Profits soar, hiring doesn’t
’It was the best of times; it was the worst of times,” wrote Charles Dickens to begin “A Tale of Two Cities.” That line fairly captures the broader economic landscape as we near the finish of 2010. Let’s look at the numbers.
For the corporations that make up the Standard and Poor’s 500 index, 2010 will be outstanding indeed. On a collective per-share earnings basis, profits will come in at about $83.50 per share this year, just shy of the all-time high set in 2006. No question that the financial crisis of 2008 had an impact. Earnings for 2008 came in at $49.51 per share, collapsing 40 percent from the year before. But profits have come back strong since, posting a 15 percent gain in 2009 and a 47 percent projected gain in 2010.

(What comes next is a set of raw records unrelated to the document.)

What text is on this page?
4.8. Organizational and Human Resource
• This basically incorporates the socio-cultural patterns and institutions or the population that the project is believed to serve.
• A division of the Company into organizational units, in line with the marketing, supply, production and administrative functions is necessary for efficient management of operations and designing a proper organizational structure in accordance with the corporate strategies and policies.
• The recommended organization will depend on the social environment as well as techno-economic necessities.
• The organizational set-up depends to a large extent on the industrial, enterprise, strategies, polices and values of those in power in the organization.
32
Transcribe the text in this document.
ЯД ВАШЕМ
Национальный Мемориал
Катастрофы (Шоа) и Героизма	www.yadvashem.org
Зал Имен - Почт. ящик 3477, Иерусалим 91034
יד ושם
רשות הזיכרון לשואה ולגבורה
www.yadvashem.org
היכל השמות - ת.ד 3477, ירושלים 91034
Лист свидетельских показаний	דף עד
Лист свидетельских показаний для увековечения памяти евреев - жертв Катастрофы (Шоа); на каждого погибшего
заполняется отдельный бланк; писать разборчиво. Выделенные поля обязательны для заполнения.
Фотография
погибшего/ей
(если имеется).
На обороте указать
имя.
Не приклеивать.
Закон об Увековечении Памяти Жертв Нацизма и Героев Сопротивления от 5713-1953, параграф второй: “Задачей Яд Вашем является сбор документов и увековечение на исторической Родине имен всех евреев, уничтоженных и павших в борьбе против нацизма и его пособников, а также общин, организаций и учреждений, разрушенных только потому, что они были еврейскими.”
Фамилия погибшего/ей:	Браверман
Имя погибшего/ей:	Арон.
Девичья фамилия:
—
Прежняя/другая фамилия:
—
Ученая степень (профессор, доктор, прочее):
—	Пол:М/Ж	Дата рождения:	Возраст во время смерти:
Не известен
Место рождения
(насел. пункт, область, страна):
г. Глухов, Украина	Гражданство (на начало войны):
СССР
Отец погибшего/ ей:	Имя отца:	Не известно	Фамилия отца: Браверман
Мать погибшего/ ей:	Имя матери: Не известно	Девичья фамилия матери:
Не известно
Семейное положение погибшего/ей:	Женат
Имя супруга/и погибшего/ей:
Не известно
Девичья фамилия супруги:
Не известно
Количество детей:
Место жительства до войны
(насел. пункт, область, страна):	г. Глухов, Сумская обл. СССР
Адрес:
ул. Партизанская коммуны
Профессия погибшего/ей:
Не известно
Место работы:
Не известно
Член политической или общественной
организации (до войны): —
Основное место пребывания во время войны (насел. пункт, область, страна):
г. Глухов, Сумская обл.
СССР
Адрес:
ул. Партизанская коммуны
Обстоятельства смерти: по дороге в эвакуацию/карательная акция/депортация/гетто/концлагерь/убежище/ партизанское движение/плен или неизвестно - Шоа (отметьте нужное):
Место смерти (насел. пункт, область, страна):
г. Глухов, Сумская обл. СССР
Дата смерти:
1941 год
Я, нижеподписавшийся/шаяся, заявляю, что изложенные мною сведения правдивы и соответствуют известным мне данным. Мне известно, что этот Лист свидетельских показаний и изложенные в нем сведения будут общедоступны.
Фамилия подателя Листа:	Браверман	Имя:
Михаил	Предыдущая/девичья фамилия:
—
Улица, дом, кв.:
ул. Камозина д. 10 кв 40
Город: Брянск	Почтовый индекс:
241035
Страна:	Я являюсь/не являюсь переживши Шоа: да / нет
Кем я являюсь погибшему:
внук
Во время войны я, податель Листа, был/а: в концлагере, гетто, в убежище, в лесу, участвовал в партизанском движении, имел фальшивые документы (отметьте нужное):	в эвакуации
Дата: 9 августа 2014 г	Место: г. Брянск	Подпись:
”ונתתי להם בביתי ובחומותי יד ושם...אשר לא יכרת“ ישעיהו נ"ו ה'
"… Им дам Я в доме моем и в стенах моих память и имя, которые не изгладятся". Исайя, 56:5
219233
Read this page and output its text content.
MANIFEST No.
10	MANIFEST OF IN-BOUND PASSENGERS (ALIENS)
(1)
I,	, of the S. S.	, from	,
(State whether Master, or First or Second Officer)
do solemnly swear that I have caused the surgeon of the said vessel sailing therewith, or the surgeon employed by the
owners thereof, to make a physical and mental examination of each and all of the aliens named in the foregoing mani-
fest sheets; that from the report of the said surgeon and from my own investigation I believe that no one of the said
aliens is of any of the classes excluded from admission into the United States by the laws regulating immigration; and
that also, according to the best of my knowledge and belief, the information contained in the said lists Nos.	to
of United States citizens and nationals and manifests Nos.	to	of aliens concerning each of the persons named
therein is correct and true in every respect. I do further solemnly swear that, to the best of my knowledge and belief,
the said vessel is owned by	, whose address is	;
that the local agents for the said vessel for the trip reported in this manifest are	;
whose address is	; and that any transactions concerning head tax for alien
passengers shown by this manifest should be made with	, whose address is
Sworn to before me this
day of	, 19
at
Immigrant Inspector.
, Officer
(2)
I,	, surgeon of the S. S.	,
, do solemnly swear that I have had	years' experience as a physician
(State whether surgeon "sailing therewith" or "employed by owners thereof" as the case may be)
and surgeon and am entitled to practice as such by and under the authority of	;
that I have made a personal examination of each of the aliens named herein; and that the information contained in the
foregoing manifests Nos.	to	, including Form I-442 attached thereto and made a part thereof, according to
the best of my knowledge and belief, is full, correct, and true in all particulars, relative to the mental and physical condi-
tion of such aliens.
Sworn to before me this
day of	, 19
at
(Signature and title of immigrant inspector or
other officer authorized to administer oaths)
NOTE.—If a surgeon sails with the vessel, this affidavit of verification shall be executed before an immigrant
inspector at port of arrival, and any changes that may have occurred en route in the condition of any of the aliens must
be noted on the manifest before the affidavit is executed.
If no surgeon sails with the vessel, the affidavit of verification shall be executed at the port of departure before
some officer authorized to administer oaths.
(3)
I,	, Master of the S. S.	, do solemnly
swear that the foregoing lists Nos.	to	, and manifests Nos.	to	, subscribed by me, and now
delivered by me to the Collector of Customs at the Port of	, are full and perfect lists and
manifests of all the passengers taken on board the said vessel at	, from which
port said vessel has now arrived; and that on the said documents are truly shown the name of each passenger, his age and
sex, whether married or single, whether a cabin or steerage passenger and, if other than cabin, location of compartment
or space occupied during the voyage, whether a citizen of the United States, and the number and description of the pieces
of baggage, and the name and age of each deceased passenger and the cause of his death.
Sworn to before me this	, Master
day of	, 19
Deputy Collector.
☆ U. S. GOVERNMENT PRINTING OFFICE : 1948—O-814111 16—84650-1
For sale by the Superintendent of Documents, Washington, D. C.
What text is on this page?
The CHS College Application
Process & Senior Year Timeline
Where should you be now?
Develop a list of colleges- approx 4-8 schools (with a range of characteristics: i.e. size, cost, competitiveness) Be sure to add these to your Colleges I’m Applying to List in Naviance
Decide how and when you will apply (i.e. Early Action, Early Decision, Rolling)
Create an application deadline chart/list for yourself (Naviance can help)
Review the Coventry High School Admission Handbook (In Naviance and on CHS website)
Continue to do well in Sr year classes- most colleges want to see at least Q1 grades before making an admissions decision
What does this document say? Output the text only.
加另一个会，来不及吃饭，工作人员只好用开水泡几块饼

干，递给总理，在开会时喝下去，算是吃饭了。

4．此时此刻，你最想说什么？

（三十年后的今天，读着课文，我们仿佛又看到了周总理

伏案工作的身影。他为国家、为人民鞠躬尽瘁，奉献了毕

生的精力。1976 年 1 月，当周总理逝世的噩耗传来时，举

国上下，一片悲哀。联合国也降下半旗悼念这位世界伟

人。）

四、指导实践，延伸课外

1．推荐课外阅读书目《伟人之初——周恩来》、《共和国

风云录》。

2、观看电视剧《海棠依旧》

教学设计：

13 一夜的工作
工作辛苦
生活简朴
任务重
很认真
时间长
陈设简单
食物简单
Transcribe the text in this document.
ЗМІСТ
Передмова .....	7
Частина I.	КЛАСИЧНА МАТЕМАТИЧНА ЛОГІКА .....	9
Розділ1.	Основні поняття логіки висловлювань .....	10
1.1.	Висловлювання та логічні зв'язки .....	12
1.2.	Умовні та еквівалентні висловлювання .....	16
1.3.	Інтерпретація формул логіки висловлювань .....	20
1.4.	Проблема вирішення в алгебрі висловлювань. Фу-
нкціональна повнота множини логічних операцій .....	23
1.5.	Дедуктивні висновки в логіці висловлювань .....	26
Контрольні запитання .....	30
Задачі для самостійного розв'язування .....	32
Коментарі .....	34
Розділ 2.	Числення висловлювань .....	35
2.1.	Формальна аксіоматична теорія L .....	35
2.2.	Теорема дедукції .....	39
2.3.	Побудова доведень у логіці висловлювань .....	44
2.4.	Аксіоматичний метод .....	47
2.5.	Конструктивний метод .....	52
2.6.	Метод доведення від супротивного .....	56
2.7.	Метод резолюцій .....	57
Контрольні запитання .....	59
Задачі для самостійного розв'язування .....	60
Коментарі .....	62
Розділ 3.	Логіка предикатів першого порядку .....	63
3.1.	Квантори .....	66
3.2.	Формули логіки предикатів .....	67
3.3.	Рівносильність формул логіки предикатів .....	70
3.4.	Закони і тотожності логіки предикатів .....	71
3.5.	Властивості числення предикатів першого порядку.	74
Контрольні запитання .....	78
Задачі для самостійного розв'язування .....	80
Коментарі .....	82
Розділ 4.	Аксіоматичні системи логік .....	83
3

The string of profit increases is stunning. Equally stunning has been the rebound in stock prices. From the 2007 peak to the 2009 bottom, the S&P 500 dropped 880 points; it has regained about 75 percent, an unprecedented comeback rally.
What makes the rebound in corporate profits and stock prices remarkable is the soft macroeconomic backdrop. The financial crisis stalled the nation’s economic engine in 2008 as the gross domestic product (GDP) flatlined that year, followed by a 2.6 percent contraction in 2009. The increase in GDP for 2010 won’t be much to write home about either – slightly north of 2 percent.
The Great Recession of 2008-2009 had a devastating effect on the national employment level. In January 2008 as the recession began, total nonfarm employment was nearly 138 million. In June 2009 when the recession officially ended, the total had shrunk to 130.6 million. At the end of October 2010 the total was 130.4 million. At the beginning of the recession, the employment-to-population ratio was 62.7 percent; at the end, it was 59.4 percent; and today it is 58.3 percent. This is the lowest ratio in 30 years.
The recovery and today’s corporate profits have come at the cost of jobs. Incredible productivity gains have resulted in lower unit labor costs, which has been the main driver for much of the domestic profit gains. In the third quarter of 2010, S&P 500 companies outside the financial sector had an 11 percent average profit margin, the best since 2005. As a percentage of GDP, corporate profits are about 12 percent, near their post-World War II peak of 13 percent.
Executives have been able to boost earnings through cost cutting, while posting slower – or even shrinking – revenue growth amid less consumer demand.
So 2010 is shaping up as an excellent year for U.S. corporations, but it does not set up the same for the folks who lost jobs in the wake of the financial crisis. The iconic story “A Christmas Carol” comes to mind. In it, Dickens offers a tale of hardship, redemption and hope. Not a bad theme for next year, with the hope that profits will soon lead to jobs.